Indiegames de Bounthavy SUVILAY

Indiegames de Bounthavy SUVILAY est un livre consacré à l’histoire du jeu vidéo indépendant, à son développement aux expériences qu’ils suscitent chez les joueurs. Richement illustré, il se place d’emblée comme une référence sur le sujet

Le livre s’ouvre sur un bref rappel de l’histoire du jeu. Le lecteur ne trouvera pas ici l’histoire du jeu vidéo en détail car le but de Bounthavy SUVILAY est de faire sentir que les dynamiques qui ont présidé à la naissance des jeux vidéo se retrouvent pour les jeux indépendants. Dans les années 1960, les créateurs de jeux vidéo étaient souvent des  créateurs et des créatrices solitaires. Ce travail de création solitaire se retrouve aussi avec les mods sont des modifications apportées à un jeu vidéo par un joueur. Avec les jeux vidéo indépendants, on retrouve les même mécanismes : des personnes seules ou des petites équipes produisent un jeu vidéo qui par ses caractéristiques contrastent avec les productions des grandes éditeurs. En effet, les  jeux indépendants renouvellent les jeux vidéo en apportant idéologique ou politique. Ils permettent également de sortir des rails de l’industrie du jeu vidéo en apportant des mécaniques de jeux et des esthétiques différents.
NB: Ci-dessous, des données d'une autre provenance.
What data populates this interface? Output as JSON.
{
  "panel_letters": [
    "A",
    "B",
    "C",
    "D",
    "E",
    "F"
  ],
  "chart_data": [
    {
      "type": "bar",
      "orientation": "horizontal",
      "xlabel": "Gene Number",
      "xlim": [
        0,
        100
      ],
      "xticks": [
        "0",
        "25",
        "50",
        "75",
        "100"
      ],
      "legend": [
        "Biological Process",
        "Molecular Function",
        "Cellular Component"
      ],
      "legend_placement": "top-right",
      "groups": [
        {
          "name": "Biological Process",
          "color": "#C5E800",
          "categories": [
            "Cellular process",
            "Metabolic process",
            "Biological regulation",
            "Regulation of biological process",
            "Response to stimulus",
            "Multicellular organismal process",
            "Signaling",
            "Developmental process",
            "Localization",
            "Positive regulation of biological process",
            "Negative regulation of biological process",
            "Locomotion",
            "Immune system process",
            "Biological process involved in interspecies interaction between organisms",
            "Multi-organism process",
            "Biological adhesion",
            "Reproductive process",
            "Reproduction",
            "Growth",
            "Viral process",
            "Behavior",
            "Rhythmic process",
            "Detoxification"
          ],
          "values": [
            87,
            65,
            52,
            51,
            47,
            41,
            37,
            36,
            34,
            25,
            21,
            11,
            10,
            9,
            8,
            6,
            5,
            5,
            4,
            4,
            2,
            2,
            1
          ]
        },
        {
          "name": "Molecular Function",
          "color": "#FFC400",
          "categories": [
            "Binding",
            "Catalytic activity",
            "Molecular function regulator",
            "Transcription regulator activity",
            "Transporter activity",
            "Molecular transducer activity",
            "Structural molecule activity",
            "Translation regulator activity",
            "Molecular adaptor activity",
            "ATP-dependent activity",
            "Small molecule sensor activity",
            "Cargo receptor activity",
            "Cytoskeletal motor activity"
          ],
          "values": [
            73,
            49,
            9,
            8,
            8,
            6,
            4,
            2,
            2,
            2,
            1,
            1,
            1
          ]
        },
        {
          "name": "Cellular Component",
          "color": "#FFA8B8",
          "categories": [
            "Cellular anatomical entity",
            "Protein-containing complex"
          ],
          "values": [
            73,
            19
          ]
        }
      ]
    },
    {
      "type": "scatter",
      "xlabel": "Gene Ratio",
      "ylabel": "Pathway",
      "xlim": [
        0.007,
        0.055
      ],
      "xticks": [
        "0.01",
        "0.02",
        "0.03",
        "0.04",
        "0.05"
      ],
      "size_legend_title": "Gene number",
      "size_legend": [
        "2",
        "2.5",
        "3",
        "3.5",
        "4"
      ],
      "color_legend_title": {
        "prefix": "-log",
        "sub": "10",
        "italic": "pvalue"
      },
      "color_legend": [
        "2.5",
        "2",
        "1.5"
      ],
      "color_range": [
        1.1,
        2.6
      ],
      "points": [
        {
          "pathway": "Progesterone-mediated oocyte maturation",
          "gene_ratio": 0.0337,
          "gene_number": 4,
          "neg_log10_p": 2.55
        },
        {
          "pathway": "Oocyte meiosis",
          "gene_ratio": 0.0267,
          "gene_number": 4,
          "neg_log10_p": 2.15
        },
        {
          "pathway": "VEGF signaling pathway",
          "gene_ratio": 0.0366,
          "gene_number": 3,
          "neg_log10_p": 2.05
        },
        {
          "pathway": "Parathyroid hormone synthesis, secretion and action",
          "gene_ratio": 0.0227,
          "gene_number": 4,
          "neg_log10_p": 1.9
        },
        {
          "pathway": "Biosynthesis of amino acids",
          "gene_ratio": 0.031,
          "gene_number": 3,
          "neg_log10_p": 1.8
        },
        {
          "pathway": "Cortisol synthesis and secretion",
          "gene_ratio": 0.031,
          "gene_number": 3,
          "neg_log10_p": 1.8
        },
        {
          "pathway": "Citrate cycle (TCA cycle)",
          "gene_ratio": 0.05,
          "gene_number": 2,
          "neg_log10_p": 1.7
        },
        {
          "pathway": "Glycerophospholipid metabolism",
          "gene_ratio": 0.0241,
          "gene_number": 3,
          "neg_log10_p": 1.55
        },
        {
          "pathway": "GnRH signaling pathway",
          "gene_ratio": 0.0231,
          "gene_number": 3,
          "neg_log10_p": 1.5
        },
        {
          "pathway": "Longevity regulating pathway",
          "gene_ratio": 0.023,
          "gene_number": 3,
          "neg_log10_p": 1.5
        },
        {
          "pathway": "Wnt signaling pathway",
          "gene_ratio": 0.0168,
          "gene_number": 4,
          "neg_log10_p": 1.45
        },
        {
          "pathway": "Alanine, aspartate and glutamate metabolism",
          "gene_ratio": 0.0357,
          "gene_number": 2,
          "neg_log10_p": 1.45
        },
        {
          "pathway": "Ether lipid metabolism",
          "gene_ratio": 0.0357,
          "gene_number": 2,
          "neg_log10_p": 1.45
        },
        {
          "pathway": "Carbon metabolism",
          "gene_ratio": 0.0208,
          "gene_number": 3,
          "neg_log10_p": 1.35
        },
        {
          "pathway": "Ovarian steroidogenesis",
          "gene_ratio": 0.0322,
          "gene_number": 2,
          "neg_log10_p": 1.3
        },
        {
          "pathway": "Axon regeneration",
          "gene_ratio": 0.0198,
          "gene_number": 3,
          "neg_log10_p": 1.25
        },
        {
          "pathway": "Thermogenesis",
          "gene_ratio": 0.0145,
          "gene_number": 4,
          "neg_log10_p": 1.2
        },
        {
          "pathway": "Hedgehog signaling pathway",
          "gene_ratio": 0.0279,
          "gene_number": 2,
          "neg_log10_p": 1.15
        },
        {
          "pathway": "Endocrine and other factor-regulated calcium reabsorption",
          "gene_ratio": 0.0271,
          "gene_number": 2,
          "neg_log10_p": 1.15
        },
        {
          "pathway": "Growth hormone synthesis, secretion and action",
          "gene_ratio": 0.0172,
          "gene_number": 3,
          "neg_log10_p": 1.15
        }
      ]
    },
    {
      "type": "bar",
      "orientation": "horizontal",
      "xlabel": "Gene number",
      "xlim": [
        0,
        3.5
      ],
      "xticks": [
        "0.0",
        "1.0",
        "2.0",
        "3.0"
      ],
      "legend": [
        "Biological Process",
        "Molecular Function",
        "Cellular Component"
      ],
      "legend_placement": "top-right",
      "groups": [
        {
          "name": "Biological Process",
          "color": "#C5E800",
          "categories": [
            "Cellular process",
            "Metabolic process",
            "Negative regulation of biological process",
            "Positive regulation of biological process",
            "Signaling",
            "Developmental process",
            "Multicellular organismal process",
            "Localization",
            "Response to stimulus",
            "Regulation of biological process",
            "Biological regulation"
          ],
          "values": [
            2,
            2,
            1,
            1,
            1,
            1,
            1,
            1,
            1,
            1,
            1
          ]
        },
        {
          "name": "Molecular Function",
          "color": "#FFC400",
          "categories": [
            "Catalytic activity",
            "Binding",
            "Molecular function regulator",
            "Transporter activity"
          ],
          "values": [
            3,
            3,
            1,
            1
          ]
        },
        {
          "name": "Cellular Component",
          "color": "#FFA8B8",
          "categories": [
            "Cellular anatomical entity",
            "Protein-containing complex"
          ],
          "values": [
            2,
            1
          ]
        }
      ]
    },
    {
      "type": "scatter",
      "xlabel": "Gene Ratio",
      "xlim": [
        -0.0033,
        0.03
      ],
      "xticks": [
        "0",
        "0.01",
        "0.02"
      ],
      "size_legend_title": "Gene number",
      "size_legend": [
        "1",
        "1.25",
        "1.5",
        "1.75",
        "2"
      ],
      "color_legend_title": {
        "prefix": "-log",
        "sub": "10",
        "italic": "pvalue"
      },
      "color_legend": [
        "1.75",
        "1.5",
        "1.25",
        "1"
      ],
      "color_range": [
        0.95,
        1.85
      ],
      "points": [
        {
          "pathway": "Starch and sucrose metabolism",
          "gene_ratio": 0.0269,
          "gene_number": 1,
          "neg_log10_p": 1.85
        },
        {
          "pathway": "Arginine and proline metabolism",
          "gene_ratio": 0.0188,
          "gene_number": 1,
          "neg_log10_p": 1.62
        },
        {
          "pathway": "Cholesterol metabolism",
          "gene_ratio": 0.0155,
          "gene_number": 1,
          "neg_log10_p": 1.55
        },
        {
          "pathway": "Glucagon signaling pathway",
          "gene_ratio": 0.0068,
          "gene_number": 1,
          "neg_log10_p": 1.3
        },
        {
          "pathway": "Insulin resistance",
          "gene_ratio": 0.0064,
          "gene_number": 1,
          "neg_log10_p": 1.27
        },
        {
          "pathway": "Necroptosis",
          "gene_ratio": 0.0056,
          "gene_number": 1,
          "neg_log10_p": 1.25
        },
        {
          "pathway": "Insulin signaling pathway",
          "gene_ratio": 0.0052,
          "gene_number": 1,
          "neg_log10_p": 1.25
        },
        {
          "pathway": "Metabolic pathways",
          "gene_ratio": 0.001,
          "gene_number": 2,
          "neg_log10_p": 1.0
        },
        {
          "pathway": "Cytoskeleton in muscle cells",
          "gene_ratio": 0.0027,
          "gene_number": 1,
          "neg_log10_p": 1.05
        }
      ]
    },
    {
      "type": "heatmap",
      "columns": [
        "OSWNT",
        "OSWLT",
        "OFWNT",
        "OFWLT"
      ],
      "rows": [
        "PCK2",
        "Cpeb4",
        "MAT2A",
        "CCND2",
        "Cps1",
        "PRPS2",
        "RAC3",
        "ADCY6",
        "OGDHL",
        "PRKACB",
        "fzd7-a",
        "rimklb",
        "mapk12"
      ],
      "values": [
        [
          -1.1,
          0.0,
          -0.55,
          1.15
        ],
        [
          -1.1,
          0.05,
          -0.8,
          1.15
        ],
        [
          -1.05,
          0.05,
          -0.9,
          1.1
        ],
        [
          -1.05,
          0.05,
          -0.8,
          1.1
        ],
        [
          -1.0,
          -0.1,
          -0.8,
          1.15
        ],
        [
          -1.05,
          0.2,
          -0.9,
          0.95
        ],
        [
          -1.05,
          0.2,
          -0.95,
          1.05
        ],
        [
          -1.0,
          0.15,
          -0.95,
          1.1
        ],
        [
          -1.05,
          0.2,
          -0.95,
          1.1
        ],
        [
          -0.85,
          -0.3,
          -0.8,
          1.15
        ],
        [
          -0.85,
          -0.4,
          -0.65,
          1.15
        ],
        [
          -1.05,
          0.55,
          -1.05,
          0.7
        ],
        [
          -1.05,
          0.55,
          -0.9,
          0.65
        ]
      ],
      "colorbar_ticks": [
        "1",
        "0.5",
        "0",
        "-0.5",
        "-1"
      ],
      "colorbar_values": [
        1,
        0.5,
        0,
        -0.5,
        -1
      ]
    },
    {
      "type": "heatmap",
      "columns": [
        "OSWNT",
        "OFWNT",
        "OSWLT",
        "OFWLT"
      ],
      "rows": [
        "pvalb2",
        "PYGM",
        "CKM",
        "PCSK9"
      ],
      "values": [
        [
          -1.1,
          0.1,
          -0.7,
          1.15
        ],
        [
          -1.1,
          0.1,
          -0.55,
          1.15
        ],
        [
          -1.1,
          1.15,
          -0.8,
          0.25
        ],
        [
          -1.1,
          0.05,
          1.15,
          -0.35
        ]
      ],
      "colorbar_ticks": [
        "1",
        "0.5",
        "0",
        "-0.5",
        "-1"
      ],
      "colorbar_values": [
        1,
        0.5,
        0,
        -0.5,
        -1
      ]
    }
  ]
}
En 2008, le succès de jeux comme Braid ou World of Goo montrent qu’il est possible de faire des jeux vidéo avec peu de moyens Les jeux indépendants permettent de retrouver le souffle et l’imaginaire des pionniers du numérique qui ont construit des empires dans leurs garages. Le livre de Bounthavy SUVILAY montre que les succès ne doivent pas masquer toutes les difficultés de la création d’un jeu indépendant. Ces questions sont traitées dans le chapitre intitulé La vie d’indé n’est pas un long fleuve tranquille. C’est même, à la lire, un parcours du combattant puisqu’il faut survivre à ses collègues, au développement du jeu, aux imprévus, au premier tout en utilisant au mieux sa formation initiale et en trouvant des financements. Si le premier chapitre était intéressant pour les éléments historiques des jeux indépendants, ce chapitre est important parce qu’il permet de dégonfler l’image du “wonder boy” qui crée un jeu génial seul. Cela peut arriver, mais la plupart du temps, le succès est au bout de beaucoup de travail, de compétences et de l’appuis de financements participatifs et institutionnels ainsi que l’implication d’éditeurs indépendants ou traditionnels

L’un des attraits des jeux indépendants est probablement l’indépendance qu’ils prennent par rapport aux standards des jeux vidéo. Ils peuvent ainsi proposer une expérience de jeu différente de ce que l’on trouve dans les jeux vidéo classiques dans leurs dynamiques, leurs esthétiques et leurs narrations. Ces trois dimensions sont ensuite explorées en détail par Bounthavy SUVILAY qui s’appuie, comme dans tout le livre par de nombreux exemples.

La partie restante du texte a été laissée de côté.